- 1307 Okunma
- 1 Yorum
- 3 Beğeni
ECEL Z/AMAN H/İÇİNDE
ECEL Z/AMAN H/İÇİNDE
Gülüşü yaralım;
Satır aralarına sıkıştırdığım gözlerini oyacağım, affeyle. Halimden hâlde sorma, ne halimiz varsa görüyoruz nicedir. Kâh sitem dolu olur gecem, kâh özlem...
Kimlerin ahını aldık bunca zaman bilemedim hiç, lânet midir içimize işleyen sevda, adını da koyamadım. Senli bir acıya uyuyup, sensiz günlere uyanıyorum, usandım her sabah aynadaki hiçliğimle yüzleşmekten.
Bir anlam yüklemeye çalışıyorum şimdi bu anlamsızlığımıza, sevmekten korkmadığım için sevmiş, kaybetmekten korktuğum için yitirmiş olabilir miyim seni. Denksizliğimize bir denklem kurmak hayata karşı dik kalmaktan daha zor belki de. Zoru bunca zaman başarmış olan ben, kirpiklerime asıldığında tutamıyorum seni gözümden düşme diye avuçlarımda birikiyorsun, sen kahır gülüm neden hâlâ solmuyorsun?

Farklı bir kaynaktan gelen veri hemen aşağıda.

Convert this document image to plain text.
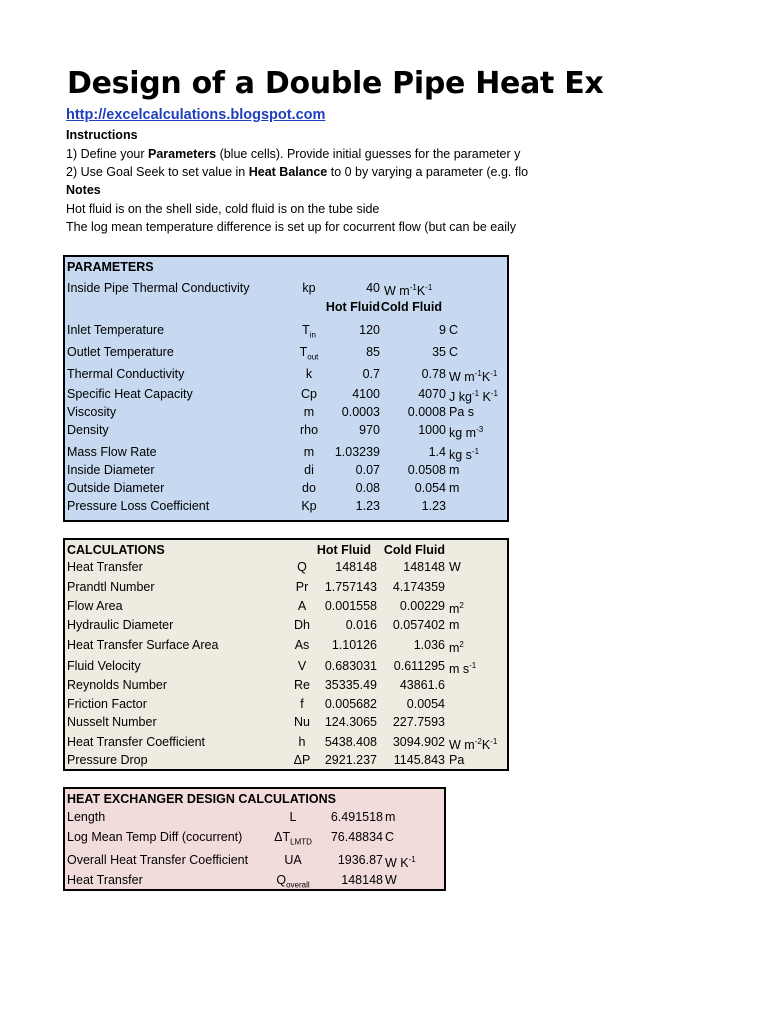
Design of a Double Pipe Heat Ex
http://excelcalculations.blogspot.com
Instructions
1) Define your Parameters (blue cells). Provide initial guesses for the parameter y
2) Use Goal Seek to set value in Heat Balance to 0 by varying a parameter (e.g. flo
Notes
Hot fluid is on the shell side, cold fluid is on the tube side
The log mean temperature difference is set up for cocurrent flow (but can be eaily
PARAMETERS
Inside Pipe Thermal Conductivity	kp	40 W $m^{-1}K^{-1}$
Hot Fluid Cold Fluid
Inlet Temperature	$T_{in}$	120	9 C
Outlet Temperature	$T_{out}$	85	35 C
Thermal Conductivity	k	0.7	0.78 W $m^{-1}K^{-1}$
Specific Heat Capacity	Cp	4100	4070 J $kg^{-1}$ $K^{-1}$
Viscosity	m	0.0003	0.0008 Pa s
Density	rho	970	1000 kg $m^{-3}$
Mass Flow Rate	m	1.03239	1.4 kg $s^{-1}$
Inside Diameter	di	0.07	0.0508 m
Outside Diameter	do	0.08	0.054 m
Pressure Loss Coefficient	Kp	1.23	1.23
CALCULATIONS	Hot Fluid Cold Fluid
Heat Transfer	Q	148148	148148 W
Prandtl Number	Pr	1.757143	4.174359
Flow Area	A	0.001558	0.00229 $m^2$
Hydraulic Diameter	Dh	0.016	0.057402 m
Heat Transfer Surface Area	As	1.10126	1.036 $m^2$
Fluid Velocity	V	0.683031	0.611295 m $s^{-1}$
Reynolds Number	Re	35335.49	43861.6
Friction Factor	f	0.005682	0.0054
Nusselt Number	Nu	124.3065	227.7593
Heat Transfer Coefficient	h	5438.408	3094.902 W $m^{-2}K^{-1}$
Pressure Drop	ΔP	2921.237	1145.843 Pa
HEAT EXCHANGER DESIGN CALCULATIONS
Length	L	6.491518 m
Log Mean Temp Diff (cocurrent)	$\Delta T_{LMTD}$	76.48834 C
Overall Heat Transfer Coefficient	UA	1936.87 W $K^{-1}$
Heat Transfer	$Q_{overall}$	148148 W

Gönül derdi kelam getirirmiş dile aşkın deryasına daldığı zaman, sadece birbirimizi yakmakla kalmadık bu defa. Oturup çay içtiğimiz bahçeler yangın yeri, bir şehir kalabalığı ağıt yakan, sokaklarımız çıkmaz artık, koskoca şehir viran, yüzüm yüzüne asık. Karşılaşmayız bir daha kaldırımlar bile artık yabancı.
Döl tutuyor acın içimde, her kavuşmanın sonunda ayrılık peydahlamak çok sevmişliğin doğurganlığından olsa gerek. İnsan sevdiğini her halde görmeye katlanabilir, başı eğik asla.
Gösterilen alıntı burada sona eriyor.